The class soon proved capable performers. The six traction motors provided 1470 hp, allowed them to handle both 1,000 ton freight and 750 ton passenger trains with ease.

=== Booster control ===

Being much shorter than the predominant multiple units, electric locomotives can suffer from a problem known as "gapping" - becoming marooned between supplies at breaks in the electrical supply and snatching at the couplings whilst moving as they come on and off the power. The latter places undue stress on couplings and has been known to cause separations of a train. Raworth overcame this by having a motor–generator set (booster) with a large flywheel on the shaft between the two.

The traction current, instead of feeding the traction motors directly through the control assembly, powered a large motor which turned a shaft with the flywheel and fed into the generator. The output of the generator could be combined with the third rail power to reduce or boost the voltage applied to the traction motors. With the generator output polarity reversed, the control assembly could deliver around 1200 V DC by combining the generator output with the 650 V from the third rail to give positive 650 V and negative 500-600 V - leading to the nickname "boosters". The flywheel ensured the generator continued to turn whilst no current was available from the third rail, thus ensuring a continuous supply to the traction motors.

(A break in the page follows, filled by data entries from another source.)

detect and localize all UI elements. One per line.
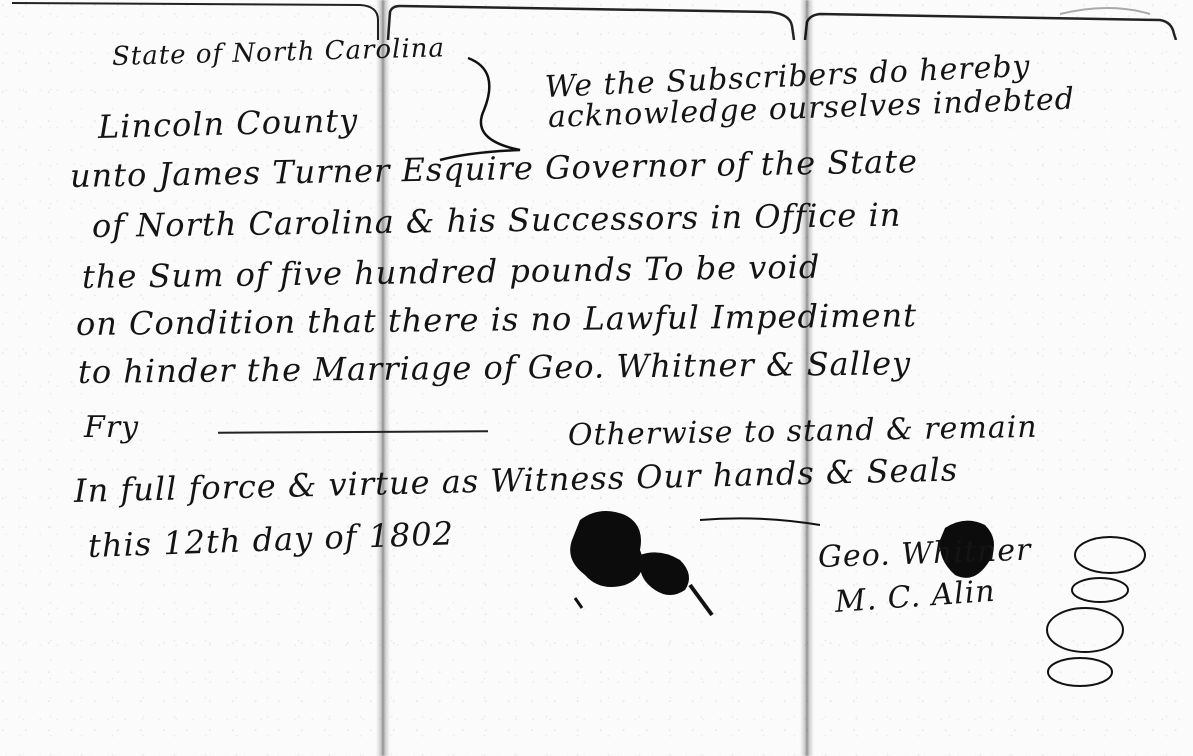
ink-blot-2 bbox=[640, 552, 689, 595]
scanned-document-page: State of North Carolina Lincoln County W… bbox=[0, 0, 1193, 756]
signature-1: Geo. Whitner bbox=[817, 533, 1032, 575]
pen-stroke bbox=[700, 518, 820, 525]
pen-stroke-2 bbox=[690, 585, 712, 615]
seal-scroll-1 bbox=[1072, 537, 1145, 602]
seal-scroll-2 bbox=[1047, 608, 1123, 686]
ink-blots-and-seals bbox=[0, 0, 1193, 756]
ink-blot-1 bbox=[570, 511, 643, 587]
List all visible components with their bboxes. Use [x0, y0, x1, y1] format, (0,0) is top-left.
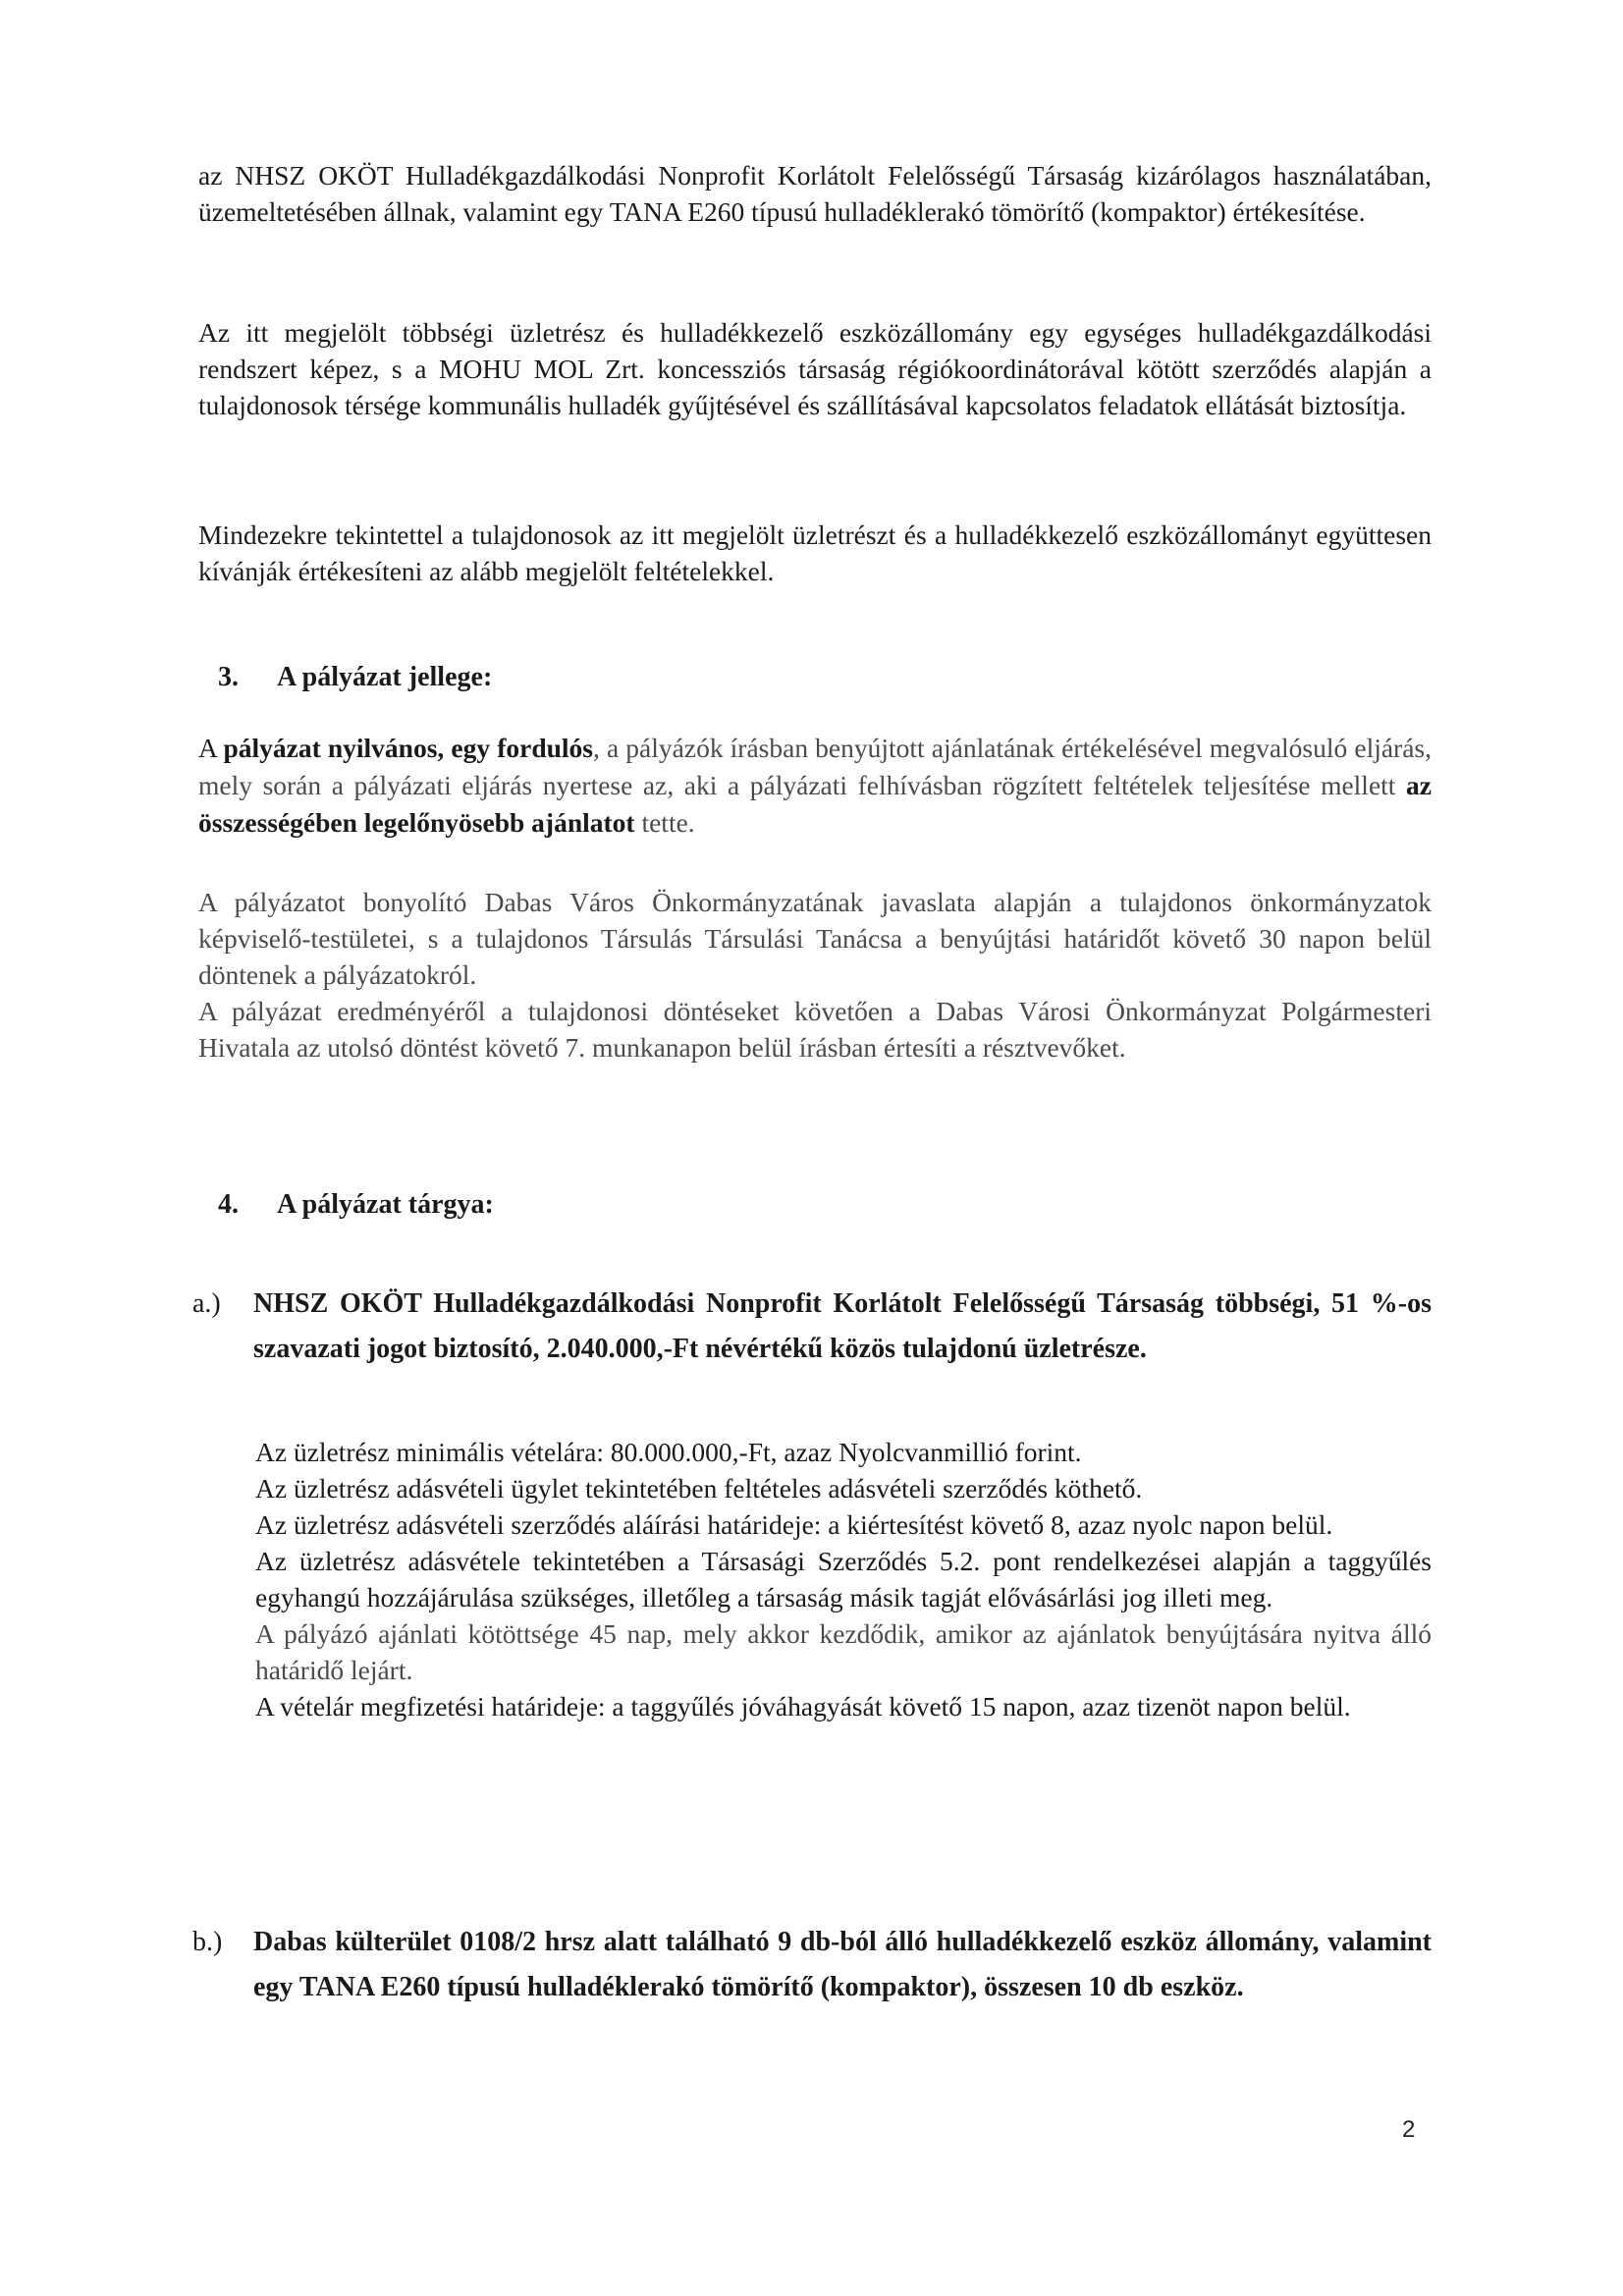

Even while stationary, Class 70 locomotives produced a noticeable droning noise due to the booster-set turning inside the body. Two booster sets were fitted in each locomotive, one for each bogie. It was not sufficient to allow the locomotives to work "off the grid" as the load on the generator whilst under power meant it would quickly consume the stored kinetic energy. They needed attentive driving, to ensure they were not brought to a halt on a gap and the booster set allowed to run down.

There were losses incurred in the conversion of electrical energy to kinetic and back again, but Raworth mitigated this in the control mechanism. Instead of having large, heavily built resistances in the power lines for the motors, the 26 taps on the controller changed resistances in the field coils of the generator. These correspondingly made the construction much lighter and more easily maintained. Instead of "burning-up" unrequired power, the controller simply altered how much power was generated.

=== Other features ===
A cross-arm pantograph was fitted to each of the three locomotives to allow them to work from overhead lines erected in some yards, (notably Hither Green marshalling yard, South East London) where it was deemed too dangerous to have third rail, with staff constantly at track level, particularly in war-time blackout. The pantograph was recessed into a cut-out on the roof when not in use, to keep within the loading gauge.

The locomotives were fitted with electrically powered train heating boilers to generate steam for train heating allowing them to work passenger trains if necessary.

== Successor and withdrawal ==

The class formed a "proof-of-concept" for booster-based electric locomotives. Although thought of as prototypes for the later Class 71, which used the same concept, the latter differed greatly in its design and construction, being based on Swiss practice.

All three were withdrawn between October 1968 and January 1969 without receiving TOPS numbers, although 20001 received BR "Rail Blue" for its final years. None were preserved.

Parts of the electrical equipment including booster generators and flywheels were salvaged and used by GEC as load simulators in its test facilities at Preston, where locomotive traction equipment was dynamically tested. Among others, traction systems for the second series of trains for the Docklands Light Railway were tested on the rig.